Cameroun (IQNA)-Le Coran, un apprentissage qui ne finit pas

13:35 - November 08, 2006
Code de l'info: 1507284
Moins d’un mois après la rupture du jeûne du mois de Ramadan, les écoles coraniques reprennent du service.


Marché central de Douala, un vendredi après midi. Des voix aux sons discordants indiquent que nous sommes dans une école coranique. Là, les jeunes de tous âge sont assis, chacun ayant pris soin de se munir d’un coran. Les plus jeunes, prêts à être initiés, ont chacun une sorte d’ardoise à la tête un peu ressortie. On y écrit l’alphabet.

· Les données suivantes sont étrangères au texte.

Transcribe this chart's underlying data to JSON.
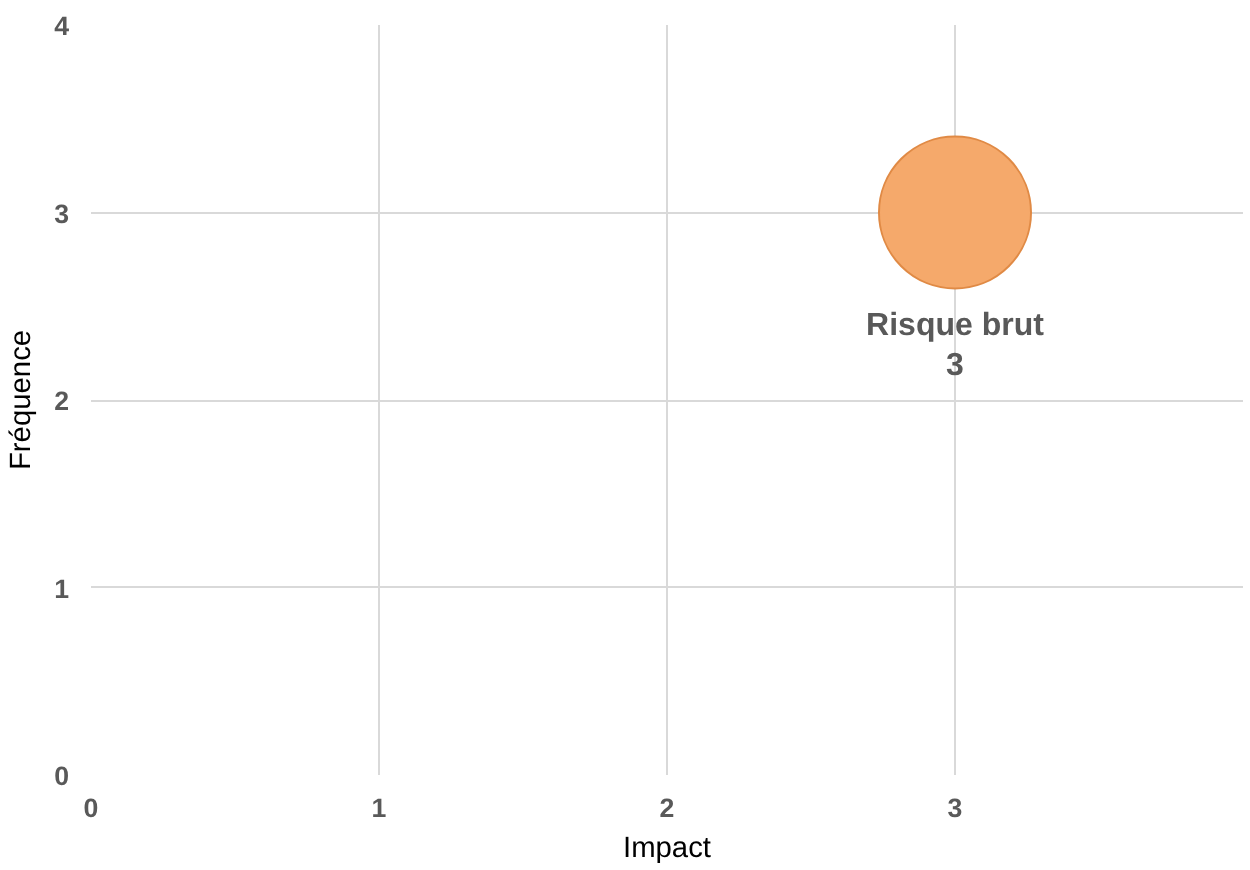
{
  "chart_data": {
    "type": "bubble",
    "xlabel": "Impact",
    "ylabel": "Fréquence",
    "x": [
      3
    ],
    "series": [
      {
        "name": "Risque brut",
        "color": "#f5a96b",
        "values": [
          3
        ],
        "sizes": [
          1
        ]
      }
    ],
    "data_labels": true,
    "xlim": [
      0,
      4
    ],
    "xticks": [
      0,
      1,
      2,
      3
    ],
    "ylim": [
      0,
      4
    ],
    "yticks": [
      0,
      1,
      2,
      3,
      4
    ],
    "grid": true
  }
}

Chacun répète la tâche qui lui a été donnée la veille, question d’assimiler, en attendant le précepteur, qui viendra attester si les enfants ont effectivement retenu la leçon. Cette assimilation se fait à haute et intelligible voix, sans aucun souci, ni attention pour le voisin. Une fois le maître présent, tout le monde se tait. Les plus jeunes, qui doivent s’initier à l’alphabet sont confiés à leurs aînés ayant une connaissance un peu avancée. A l’heure de la prière, c’est la fin de la journée coranique et le rendez-vous est donné le lendemain, pour d’autres études.

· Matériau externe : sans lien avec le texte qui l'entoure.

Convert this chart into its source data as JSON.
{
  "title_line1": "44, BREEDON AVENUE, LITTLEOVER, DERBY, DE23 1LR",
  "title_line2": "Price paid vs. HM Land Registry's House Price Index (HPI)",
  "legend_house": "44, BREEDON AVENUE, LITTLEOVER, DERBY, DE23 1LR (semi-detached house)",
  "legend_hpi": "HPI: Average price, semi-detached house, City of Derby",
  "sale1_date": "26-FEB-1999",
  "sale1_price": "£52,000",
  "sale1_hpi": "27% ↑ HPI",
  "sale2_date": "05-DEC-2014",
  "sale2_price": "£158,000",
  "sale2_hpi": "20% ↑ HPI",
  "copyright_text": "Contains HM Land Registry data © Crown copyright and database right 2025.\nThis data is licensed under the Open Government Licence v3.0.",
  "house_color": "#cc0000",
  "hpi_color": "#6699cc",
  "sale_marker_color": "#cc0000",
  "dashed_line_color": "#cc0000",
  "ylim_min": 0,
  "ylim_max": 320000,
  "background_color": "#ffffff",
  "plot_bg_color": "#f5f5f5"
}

En période de jeûne, les écoles coraniques sont fermées pour permettre aux enfants de rester à côté de leurs parents et de respecter le carême. Après un mois de repos, ces écoles sont de nouveau ouvertes. Jeunes et moins jeunes y sont conviés. comme explique Ali Hamann muezzin à la mosquée centrale de Douala “ à partir de 4 ans, un enfant doit déjà faire partie d’une école coranique, où on lui apprend l’alphabet. ”

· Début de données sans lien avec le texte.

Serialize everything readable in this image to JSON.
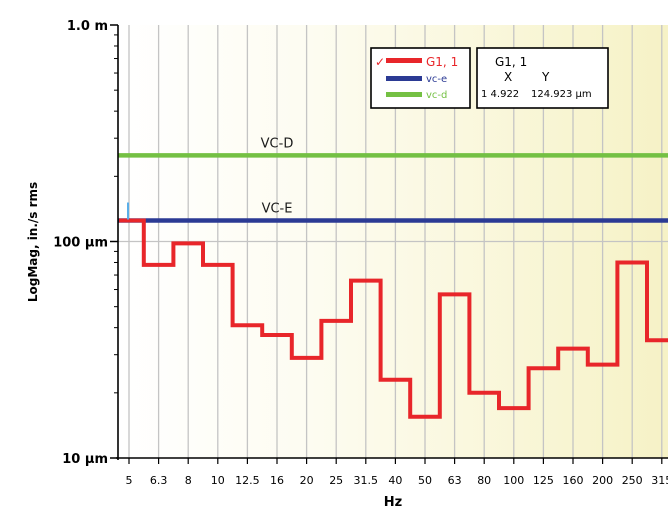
{
  "chart_data": {
    "type": "line",
    "xscale": "log",
    "yscale": "log",
    "xlabel": "Hz",
    "ylabel": "LogMag, in./s rms",
    "x_ticks": [
      5,
      6.3,
      8,
      10,
      12.5,
      16,
      20,
      25,
      31.5,
      40,
      50,
      63,
      80,
      100,
      125,
      160,
      200,
      250,
      315
    ],
    "y_ticks": [
      {
        "value": 1e-05,
        "label": "10 µm"
      },
      {
        "value": 0.0001,
        "label": "100 µm"
      },
      {
        "value": 0.001,
        "label": "1.0 m"
      }
    ],
    "ylim": [
      1e-05,
      0.001
    ],
    "grid": true,
    "series": [
      {
        "name": "G1, 1",
        "color": "#e8262a",
        "style": "step",
        "bands": [
          {
            "x": 5,
            "y": 0.000125
          },
          {
            "x": 6.3,
            "y": 7.8e-05
          },
          {
            "x": 8,
            "y": 9.8e-05
          },
          {
            "x": 10,
            "y": 7.8e-05
          },
          {
            "x": 12.5,
            "y": 4.1e-05
          },
          {
            "x": 16,
            "y": 3.7e-05
          },
          {
            "x": 20,
            "y": 2.9e-05
          },
          {
            "x": 25,
            "y": 4.3e-05
          },
          {
            "x": 31.5,
            "y": 6.6e-05
          },
          {
            "x": 40,
            "y": 2.3e-05
          },
          {
            "x": 50,
            "y": 1.55e-05
          },
          {
            "x": 63,
            "y": 5.7e-05
          },
          {
            "x": 80,
            "y": 2e-05
          },
          {
            "x": 100,
            "y": 1.7e-05
          },
          {
            "x": 125,
            "y": 2.6e-05
          },
          {
            "x": 160,
            "y": 3.2e-05
          },
          {
            "x": 200,
            "y": 2.7e-05
          },
          {
            "x": 250,
            "y": 8e-05
          },
          {
            "x": 315,
            "y": 3.5e-05
          }
        ]
      },
      {
        "name": "vc-e",
        "color": "#2b3a94",
        "value": 0.000125
      },
      {
        "name": "vc-d",
        "color": "#74c043",
        "value": 0.00025
      }
    ],
    "reference_labels": [
      {
        "series": "vc-d",
        "text": "VC-D"
      },
      {
        "series": "vc-e",
        "text": "VC-E"
      }
    ],
    "legend": {
      "position": "top-right",
      "checked_mark": "✓"
    },
    "cursor_readout": {
      "title": "G1, 1",
      "x_header": "X",
      "y_header": "Y",
      "x_value": "1 4.922",
      "y_value": "124.923 µm"
    }
  }
}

Le Coran a 60 sourates. Idris Mofiro, enseignant du coran, explique ce qui sanctionne la fin de l’étude coranique : “ A la fin de l’étude des 60 versets “ isibi ”, il n’y a pas de diplôme qu’on vous décerne, mais on organise une cérémonie pour faire le “ douha ” (invocation divine Ndlr) et encourager ceux qui n’ont pas encore fini comme vous. A cet effet, on fait des sacrifices pour glorifier Allah.” il existe des titres pour ceux qui ont une connaissance accentuée du coran : “ lorsqu’on a maîtrisé tout le coran, et qu’on peut expliquer et enseigner, on peut être appelé “ Modibo ”, “ Oustaz ”. Par abus de langage, on appelle souvent ceux qui ont lu les 60 sourates “ Moualim ”.” Toutefois, il faut noter que l’apprentissage du coran ne finit pas et qu’on est tous les jours soumis à quelque chose de nouveau.

Modernisation
Les écoles franco-arabes offrent ces dernières années une certaine modernisation de l’enseignement du Coran. Elles dispensent à la fois les études francophones et arabes. En plus du coran, l’on y apprend la langue arabe, oral et écrit. L’école franco-arabe de Douala est située en face de la prison centrale de New Bell. Contrairement à l’école traditionnelle où on apprend seulement le coran, l’école franco-arabes offre des enseignements meilleurs, grâce aux enseignants qualifiés.